Participants march on the Elisabeth bridge as they take part in the Budapest Pride Parade in Budapest, Hungary

Thousands attend Pride parade in post-Orbán Budapest

· RTE.ie

Tens of thousands of people gathered in soaring temperatures in Hungary's capital to celebrate the 31st annual Budapest Pride, the first such LGBTQ+ march since former prime minister Viktor Orbán, who had sought to ban the event, was ousted in an April election.

The march began this afternoon as temperatures reached at least 38C amid a record-breaking heatwave that has gripped most of Europe.

Organisers distributed water bottles to marchers, and the city’s public water utility opened fountains along the route.

Participants set off from Budapest’s famous Opera house and wound through the city centre before crossing the Erzsebet Bridge over the Danube River.

Members of Hungary’s LGBTQ+ community and masses of supporters danced to music and waved rainbow flags.

Luca Uj, who was participating in her third Pride event, said she felt the mood at the march was more relaxed now that Mr Orbán’s government, which implemented numerous anti-LGBTQ+ policies during its 16 years in power, had been defeated.

"There used to be a lot of tension.
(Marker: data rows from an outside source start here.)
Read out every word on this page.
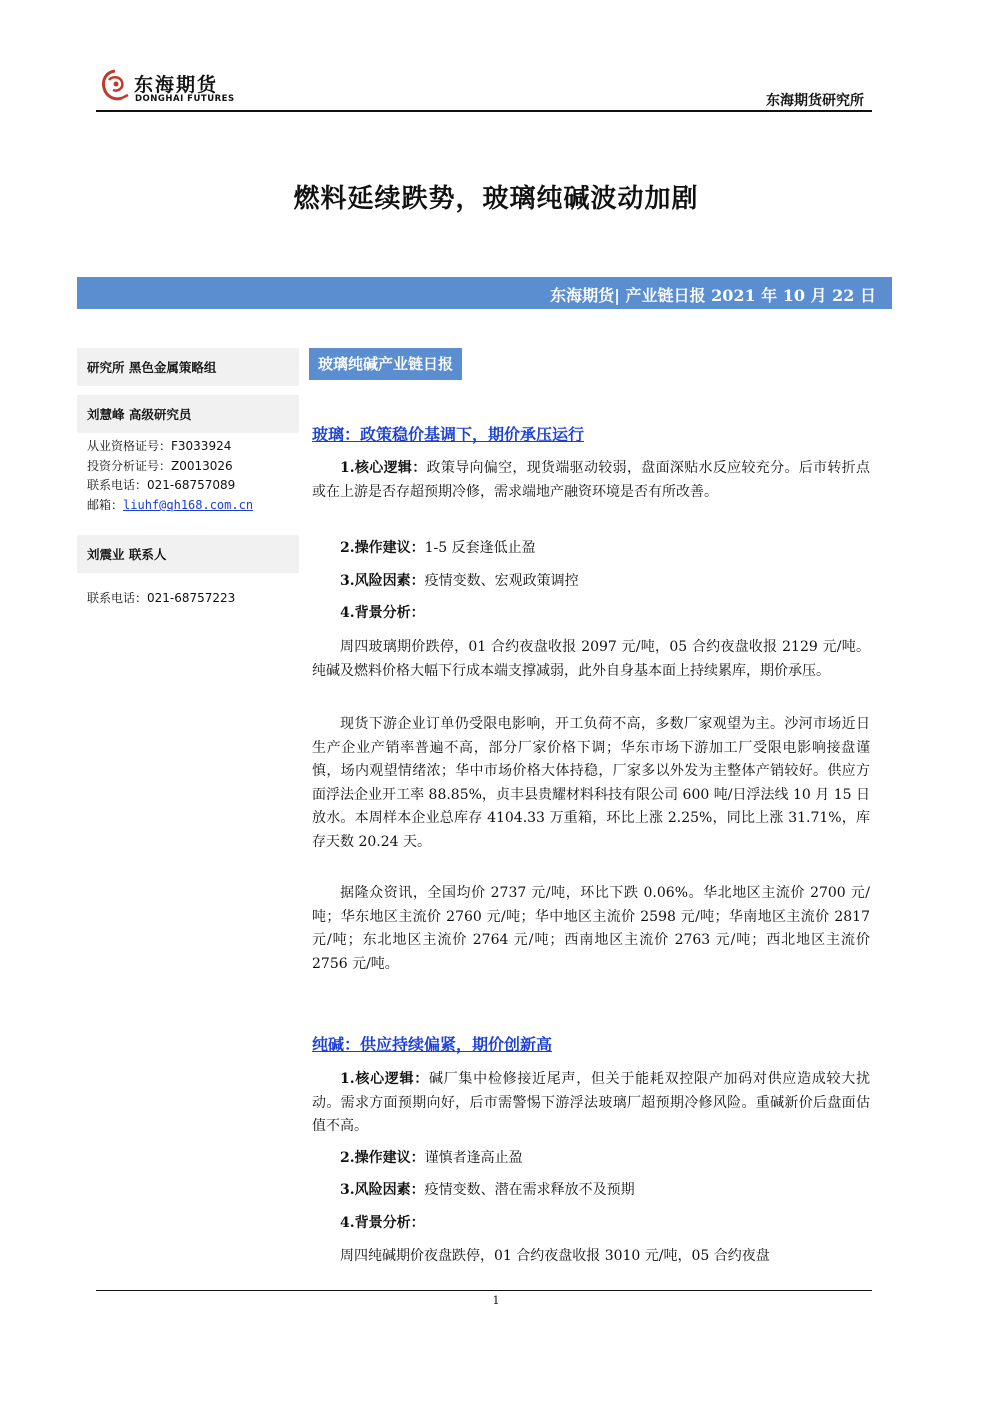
东海期货
DONGHAI FUTURES	东海期货研究所
燃料延续跌势，玻璃纯碱波动加剧
东海期货| 产业链日报 2021 年 10 月 22 日
研究所 黑色金属策略组
刘慧峰 高级研究员
从业资格证号：F3033924
投资分析证号：Z0013026
联系电话：021-68757089
邮箱：liuhf@qh168.com.cn
刘震业 联系人
联系电话：021-68757223
玻璃纯碱产业链日报
玻璃：政策稳价基调下，期价承压运行
1.核心逻辑：政策导向偏空，现货端驱动较弱，盘面深贴水反应较充分。后市转折点或在上游是否存超预期冷修，需求端地产融资环境是否有所改善。
2.操作建议：1-5 反套逢低止盈
3.风险因素：疫情变数、宏观政策调控
4.背景分析：
周四玻璃期价跌停，01 合约夜盘收报 2097 元/吨，05 合约夜盘收报 2129 元/吨。纯碱及燃料价格大幅下行成本端支撑减弱，此外自身基本面上持续累库，期价承压。
现货下游企业订单仍受限电影响，开工负荷不高，多数厂家观望为主。沙河市场近日生产企业产销率普遍不高，部分厂家价格下调；华东市场下游加工厂受限电影响接盘谨慎，场内观望情绪浓；华中市场价格大体持稳，厂家多以外发为主整体产销较好。供应方面浮法企业开工率 88.85%，贞丰县贵耀材料科技有限公司 600 吨/日浮法线 10 月 15 日放水。本周样本企业总库存 4104.33 万重箱，环比上涨 2.25%，同比上涨 31.71%，库存天数 20.24 天。
据隆众资讯，全国均价 2737 元/吨，环比下跌 0.06%。华北地区主流价 2700 元/吨；华东地区主流价 2760 元/吨；华中地区主流价 2598 元/吨；华南地区主流价 2817 元/吨；东北地区主流价 2764 元/吨；西南地区主流价 2763 元/吨；西北地区主流价 2756 元/吨。
纯碱：供应持续偏紧，期价创新高
1.核心逻辑：碱厂集中检修接近尾声，但关于能耗双控限产加码对供应造成较大扰动。需求方面预期向好，后市需警惕下游浮法玻璃厂超预期冷修风险。重碱新价后盘面估值不高。
2.操作建议：谨慎者逢高止盈
3.风险因素：疫情变数、潜在需求释放不及预期
4.背景分析：
周四纯碱期价夜盘跌停，01 合约夜盘收报 3010 元/吨，05 合约夜盘
1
But now I see people as being somehow happier, and there are more older people, too," she said.

Participants in the Budapest Pride Parade, march across the Elisabeth bridge in Budapest

The Pride march came a little more than a year after Mr Orbán’s nationalist-populist government passed legislation and a constitutional amendment to outlaw the event, drawing criticism from human rights groups and politicians across the European Union.

Yet in open defiance of the ban, last year’s Pride went on as planned and was the biggest in Hungary’s history, with organisers estimating attendance at more than 350,000.

The massive turnout for the march, which the government for months had insisted would no longer be permitted, was seen as a major blow to Mr Orbán’s prestige.

Mr Orban was defeated in the April election by a centre-right challenger, Prime Minister Péter Magyar and his Tisza party.

Hungary’s new government has not repealed the Orbán-era legislation that outlawed Pride, but police this year authorised the event and were providing security along the route.

In April, the EU’s highest court ruled that Orbán-era legislation from 2021 that banned the availability of LGBTQ+ content to minors violates EU law and breaches a foundational treaty guaranteeing respect for human rights and equality.